Ceramic filters are used in radio equipment to reduce interference. In particular, ceramic duplex filters including two individual band-pass filters are often employed. For example, one filter connects the receiving branch and has a center frequency and bandwidth corresponding to the receiving band, while the other filter connects the transmission branch and has a center frequency and bandwidth corresponding to the transmission band.
Existing recessed top pattern (RTP) filters are large, which limits their reliable manufacture. Furthermore, such filters are architecturally limited by the requirement that the strongest bulk field couplings only occur to the next in-line resonator (without skip-resonator field couplings that would improve filter roll off). Also, such filters have undesired inter-resonator couplings due to the in-line architecture and the unconstrained fields around each resonator.

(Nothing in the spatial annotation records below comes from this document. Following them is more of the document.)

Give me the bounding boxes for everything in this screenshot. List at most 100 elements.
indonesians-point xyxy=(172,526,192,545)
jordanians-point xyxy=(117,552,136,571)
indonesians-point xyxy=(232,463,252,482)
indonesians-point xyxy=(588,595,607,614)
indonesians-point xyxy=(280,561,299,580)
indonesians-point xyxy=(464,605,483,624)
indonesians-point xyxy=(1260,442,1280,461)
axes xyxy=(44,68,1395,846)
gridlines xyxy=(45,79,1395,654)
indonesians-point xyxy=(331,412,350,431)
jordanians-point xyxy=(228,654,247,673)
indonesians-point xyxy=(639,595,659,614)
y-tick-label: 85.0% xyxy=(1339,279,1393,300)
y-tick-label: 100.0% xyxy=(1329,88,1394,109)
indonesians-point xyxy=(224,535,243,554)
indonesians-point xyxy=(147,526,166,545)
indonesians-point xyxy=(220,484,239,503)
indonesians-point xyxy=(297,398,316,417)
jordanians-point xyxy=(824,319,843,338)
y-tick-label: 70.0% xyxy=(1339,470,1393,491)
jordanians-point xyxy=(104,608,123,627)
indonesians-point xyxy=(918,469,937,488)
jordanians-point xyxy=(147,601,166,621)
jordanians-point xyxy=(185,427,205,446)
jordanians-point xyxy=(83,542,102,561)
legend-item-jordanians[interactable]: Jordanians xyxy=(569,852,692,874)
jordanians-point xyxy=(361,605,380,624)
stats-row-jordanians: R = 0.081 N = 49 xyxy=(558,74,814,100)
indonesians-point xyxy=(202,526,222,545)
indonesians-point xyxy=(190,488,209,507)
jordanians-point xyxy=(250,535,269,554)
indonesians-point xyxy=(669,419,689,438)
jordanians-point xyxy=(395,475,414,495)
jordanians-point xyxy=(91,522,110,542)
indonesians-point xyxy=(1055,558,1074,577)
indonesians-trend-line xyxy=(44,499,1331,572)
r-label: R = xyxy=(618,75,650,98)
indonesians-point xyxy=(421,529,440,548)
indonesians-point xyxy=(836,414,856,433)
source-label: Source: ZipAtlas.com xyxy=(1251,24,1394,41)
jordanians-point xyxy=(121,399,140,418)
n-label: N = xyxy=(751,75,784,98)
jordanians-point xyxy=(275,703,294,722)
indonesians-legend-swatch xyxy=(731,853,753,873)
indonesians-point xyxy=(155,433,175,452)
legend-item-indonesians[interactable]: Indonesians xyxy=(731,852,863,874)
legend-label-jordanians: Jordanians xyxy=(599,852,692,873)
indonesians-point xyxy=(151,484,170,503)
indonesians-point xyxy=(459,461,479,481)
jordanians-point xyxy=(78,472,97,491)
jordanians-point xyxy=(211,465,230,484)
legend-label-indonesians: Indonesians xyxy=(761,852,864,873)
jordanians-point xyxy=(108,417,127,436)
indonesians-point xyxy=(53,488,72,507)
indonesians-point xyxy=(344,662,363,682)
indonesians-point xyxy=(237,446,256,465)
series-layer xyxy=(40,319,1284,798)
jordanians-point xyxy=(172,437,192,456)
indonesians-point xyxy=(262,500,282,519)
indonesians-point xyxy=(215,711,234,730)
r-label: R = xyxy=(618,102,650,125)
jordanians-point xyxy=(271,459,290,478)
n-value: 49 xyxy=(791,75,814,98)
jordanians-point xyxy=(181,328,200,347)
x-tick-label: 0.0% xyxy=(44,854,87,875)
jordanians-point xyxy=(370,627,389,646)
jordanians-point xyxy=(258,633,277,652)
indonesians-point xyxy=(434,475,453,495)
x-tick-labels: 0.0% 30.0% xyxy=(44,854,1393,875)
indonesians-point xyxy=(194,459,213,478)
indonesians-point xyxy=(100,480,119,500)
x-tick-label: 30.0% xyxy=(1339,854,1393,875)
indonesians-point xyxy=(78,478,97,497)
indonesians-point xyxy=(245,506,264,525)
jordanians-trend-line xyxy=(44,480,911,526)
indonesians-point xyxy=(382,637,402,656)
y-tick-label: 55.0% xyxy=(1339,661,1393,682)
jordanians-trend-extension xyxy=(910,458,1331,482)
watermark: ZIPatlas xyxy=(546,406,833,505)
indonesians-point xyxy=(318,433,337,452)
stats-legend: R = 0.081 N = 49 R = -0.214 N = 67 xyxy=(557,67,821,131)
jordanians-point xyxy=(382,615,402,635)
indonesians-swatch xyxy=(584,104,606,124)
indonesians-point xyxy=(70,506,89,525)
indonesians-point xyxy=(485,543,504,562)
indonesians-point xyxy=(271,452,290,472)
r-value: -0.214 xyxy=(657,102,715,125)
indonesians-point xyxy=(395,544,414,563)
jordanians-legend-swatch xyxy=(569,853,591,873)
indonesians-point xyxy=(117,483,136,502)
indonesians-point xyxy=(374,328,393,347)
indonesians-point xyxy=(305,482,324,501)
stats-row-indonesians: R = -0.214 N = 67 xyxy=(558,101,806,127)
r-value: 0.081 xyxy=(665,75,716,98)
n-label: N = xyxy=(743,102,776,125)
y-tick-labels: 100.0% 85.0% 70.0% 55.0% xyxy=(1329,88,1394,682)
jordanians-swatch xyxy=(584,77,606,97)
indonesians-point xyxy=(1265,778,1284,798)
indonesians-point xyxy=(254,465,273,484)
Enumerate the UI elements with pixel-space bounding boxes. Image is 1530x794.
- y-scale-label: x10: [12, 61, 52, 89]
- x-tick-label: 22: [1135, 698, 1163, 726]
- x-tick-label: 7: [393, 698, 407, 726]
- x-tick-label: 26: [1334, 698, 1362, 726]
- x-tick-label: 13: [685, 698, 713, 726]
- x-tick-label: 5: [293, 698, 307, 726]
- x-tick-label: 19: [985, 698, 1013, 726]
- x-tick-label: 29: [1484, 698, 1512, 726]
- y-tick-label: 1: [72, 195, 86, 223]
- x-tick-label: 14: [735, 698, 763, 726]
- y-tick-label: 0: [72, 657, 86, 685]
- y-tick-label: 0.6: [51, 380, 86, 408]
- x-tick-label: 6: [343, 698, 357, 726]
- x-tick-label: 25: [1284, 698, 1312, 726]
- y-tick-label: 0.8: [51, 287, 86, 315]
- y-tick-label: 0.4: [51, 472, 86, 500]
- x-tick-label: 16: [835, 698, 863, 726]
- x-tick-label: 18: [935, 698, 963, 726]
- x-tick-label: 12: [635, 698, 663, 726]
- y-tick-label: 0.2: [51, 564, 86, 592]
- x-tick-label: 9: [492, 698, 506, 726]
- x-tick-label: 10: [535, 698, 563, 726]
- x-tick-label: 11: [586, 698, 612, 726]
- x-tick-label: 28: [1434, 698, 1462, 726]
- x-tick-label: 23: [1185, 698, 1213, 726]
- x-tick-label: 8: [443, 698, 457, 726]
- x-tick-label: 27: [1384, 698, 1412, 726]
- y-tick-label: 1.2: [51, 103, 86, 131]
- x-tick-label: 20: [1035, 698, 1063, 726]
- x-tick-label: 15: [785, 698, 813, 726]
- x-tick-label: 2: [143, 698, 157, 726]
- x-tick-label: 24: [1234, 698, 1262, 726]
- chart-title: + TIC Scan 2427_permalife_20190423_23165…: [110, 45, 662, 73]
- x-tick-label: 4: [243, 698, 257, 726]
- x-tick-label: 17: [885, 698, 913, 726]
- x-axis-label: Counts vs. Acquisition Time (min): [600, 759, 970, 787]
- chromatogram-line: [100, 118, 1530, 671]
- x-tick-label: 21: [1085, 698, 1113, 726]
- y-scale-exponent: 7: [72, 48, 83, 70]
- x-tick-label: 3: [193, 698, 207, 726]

Conventional ceramic monoblock filters have resonator-to-resonator couplings limited to a straight-line path. This is due to each resonator having a strong coupling tendency primarily to its nearest neighbors within the ceramic block. This restriction to a straight-line path limits the design options for the filter. In turn, this limits the achievable filter response and the achievable small size of the filter based on the required filter response. There also exists strong undesired coupling between resonators in the straight-line path that are not adjacent. This is due to unimpeded electromagnetic fields that extend into the entire monoblock structure.
Thus, there is a need to couple resonators that are not in a straight-line path. There is a further need to permit coupling between resonators in adjacent blocks in a duplex filter, and also to prevent coupling between some resonators in the straight-line path of each block.